The short term allure of using trade to control the world is just as fool hardy as the communist theory that they needed to control their neighbors in order to make their failed economic theories work.

I would agree with all of that and more but it’s laughable to go quality control in high value manufacturing is an issue there…….

I have the Li Ning Red Hare Ultra 9 and they are great for a non carbon daily trainer. I prefer them to my Asics Megablast now. They have the right amount of bounce and I can do reps closer to Marathon pace without much issue. Almost remind me the first Pegasus Turbo if you liked that version of ZoomX. I tried the Dynafish Xioanan’s and the rocker is pretty interesting. I’d say the foam isn’t as exciting as the Adidas Evo SL’s, but they are very light for a non carbon trainer. I don’t think either are a ton better than what’s on the market (eg: Asics Super, Novablast or Adidas Evo SL), but if you find them for under $120 USD, they provide a great value.

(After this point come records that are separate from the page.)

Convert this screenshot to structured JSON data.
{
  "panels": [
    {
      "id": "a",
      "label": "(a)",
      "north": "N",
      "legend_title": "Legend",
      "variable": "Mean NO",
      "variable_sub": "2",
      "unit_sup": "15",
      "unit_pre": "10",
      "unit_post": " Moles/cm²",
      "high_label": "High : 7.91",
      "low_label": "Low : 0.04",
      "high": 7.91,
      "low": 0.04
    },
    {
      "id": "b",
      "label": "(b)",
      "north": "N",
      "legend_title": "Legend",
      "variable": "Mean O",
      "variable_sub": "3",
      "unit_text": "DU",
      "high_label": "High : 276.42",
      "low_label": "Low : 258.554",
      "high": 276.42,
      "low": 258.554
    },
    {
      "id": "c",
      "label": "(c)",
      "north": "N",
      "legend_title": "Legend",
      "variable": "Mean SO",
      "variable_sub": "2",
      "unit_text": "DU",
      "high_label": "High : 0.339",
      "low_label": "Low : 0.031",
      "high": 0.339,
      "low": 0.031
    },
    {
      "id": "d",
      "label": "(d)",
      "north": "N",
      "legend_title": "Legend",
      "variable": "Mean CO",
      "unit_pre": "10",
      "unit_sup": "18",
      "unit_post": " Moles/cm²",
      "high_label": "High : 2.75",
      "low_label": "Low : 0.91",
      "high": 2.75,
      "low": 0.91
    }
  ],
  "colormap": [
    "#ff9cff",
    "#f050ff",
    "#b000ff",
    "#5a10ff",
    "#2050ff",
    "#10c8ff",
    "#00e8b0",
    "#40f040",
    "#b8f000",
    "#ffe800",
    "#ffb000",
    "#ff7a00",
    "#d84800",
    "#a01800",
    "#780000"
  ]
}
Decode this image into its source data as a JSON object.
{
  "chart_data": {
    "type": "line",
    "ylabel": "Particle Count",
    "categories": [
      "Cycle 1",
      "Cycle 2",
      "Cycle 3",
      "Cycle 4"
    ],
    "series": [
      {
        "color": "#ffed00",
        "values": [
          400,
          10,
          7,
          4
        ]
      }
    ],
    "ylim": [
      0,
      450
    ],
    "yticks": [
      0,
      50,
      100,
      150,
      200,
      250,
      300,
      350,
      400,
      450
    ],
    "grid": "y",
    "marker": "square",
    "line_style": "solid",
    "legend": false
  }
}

Maybe I missed it, but are there any brick and mortar shops that carry these or other Chinese shoes? I’m curious to try them on. (DC area ideally)

Not yet but just wait - Steph curry just signed with LiNing for a 400 million 10 year deal that aims to bring curry branded retail stores to the us.

Yeah, I just don’t know whether they’ll carry anything outside of the basketball / streetwear / lifestyle line. Rumor is that it will stay pretty focused to the sub-brand (kinda like a Jordan store experience versus a Nike one).